Even though Parker has taken Birkmayer's trademark supplement for more than eight months, his first face-to-face meeting with his doctor took place over dinner at the Hilton in Anaheim on March 5. Before that, his parents, Daren and Barbara Jensen, had consulted with Birkmayer by phone on about 10 occasions.

Birkmayer, who received his medical degree from the University of Munich, also has a strong aversion to chemotherapy and radiation.

"All of my cancer patients I treat with natural substances," he said.

Besides, chemotherapy for Parker would be ridiculous since he doesn't have cancer, Birkmayer insists. He doubts the original diagnosis of Ewing's sarcoma, but does say Parker probably had some sort of cancer.

Instead, Birkmayer prescribed an antioxidant cocktail, anchored by ENADAlert, which he said should ward off any future tumors. Parker is also taking antioxidants Coenzyme Q10, vitamin C and selenium.

Together, these pills are supposed to boost Parker's immune system and increase his cellular energy.
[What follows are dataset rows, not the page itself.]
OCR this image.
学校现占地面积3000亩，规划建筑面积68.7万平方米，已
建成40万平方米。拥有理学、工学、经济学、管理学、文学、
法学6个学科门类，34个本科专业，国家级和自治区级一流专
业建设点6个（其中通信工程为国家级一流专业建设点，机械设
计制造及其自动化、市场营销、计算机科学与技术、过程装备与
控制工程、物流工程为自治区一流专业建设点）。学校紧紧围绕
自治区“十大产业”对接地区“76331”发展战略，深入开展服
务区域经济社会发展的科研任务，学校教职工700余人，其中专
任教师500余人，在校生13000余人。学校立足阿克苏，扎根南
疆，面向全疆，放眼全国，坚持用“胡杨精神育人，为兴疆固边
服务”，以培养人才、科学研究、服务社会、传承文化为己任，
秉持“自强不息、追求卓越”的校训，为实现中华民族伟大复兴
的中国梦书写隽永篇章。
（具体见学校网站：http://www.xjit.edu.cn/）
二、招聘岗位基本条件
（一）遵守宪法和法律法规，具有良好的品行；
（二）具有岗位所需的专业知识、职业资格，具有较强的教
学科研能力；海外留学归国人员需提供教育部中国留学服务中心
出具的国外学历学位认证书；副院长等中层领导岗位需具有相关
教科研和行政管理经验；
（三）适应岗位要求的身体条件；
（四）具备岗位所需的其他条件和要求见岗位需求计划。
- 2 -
State officials balked at Birkmayer's medical opinion, but ultimately dropped the high-profile case Oct. 24, saying it would be fruitless to force chemotherapy on Parker.

Parker says ENADA is working.

"It gives me a lot of energy," he told The Salt Lake Tribune at the conference. "I take it before snowboarding, because all that powder wears you out."

In December, the Jensens sent a tissue sample from Parker's mouth to Stanford University. No cancerous cells were found, they say.

Birkmayer has provided ENADA, which costs $32.95 per month in pill form and $69.95 for the flavored lozenges at retail locations, for free to the Jensens.

The Jensens are big proponents of ENADA. Other members of the family use the pills when they feel a cold coming on, Barbara Jensen said.

But mainstream doctors say they doubt the supplement will have much effect.

"It probably doesn't do any harm," said Kent DiFiori, an oncologist with Utah Cancer Specialists. "But who knows if it does any good or not?"

The main ingredient in ENADA is NADH, a coenzyme present in every living cell.

Joy E. Swanson, from the Division of Nutritional Sciences at Cornell University, says she has never heard of NADH being used as an antioxidant.

"I would say in time this will be found to be false," Swanson said.

NADH is "one of the most ubiquitous biochemicals in the body" and adding more will probably have little effect, she added.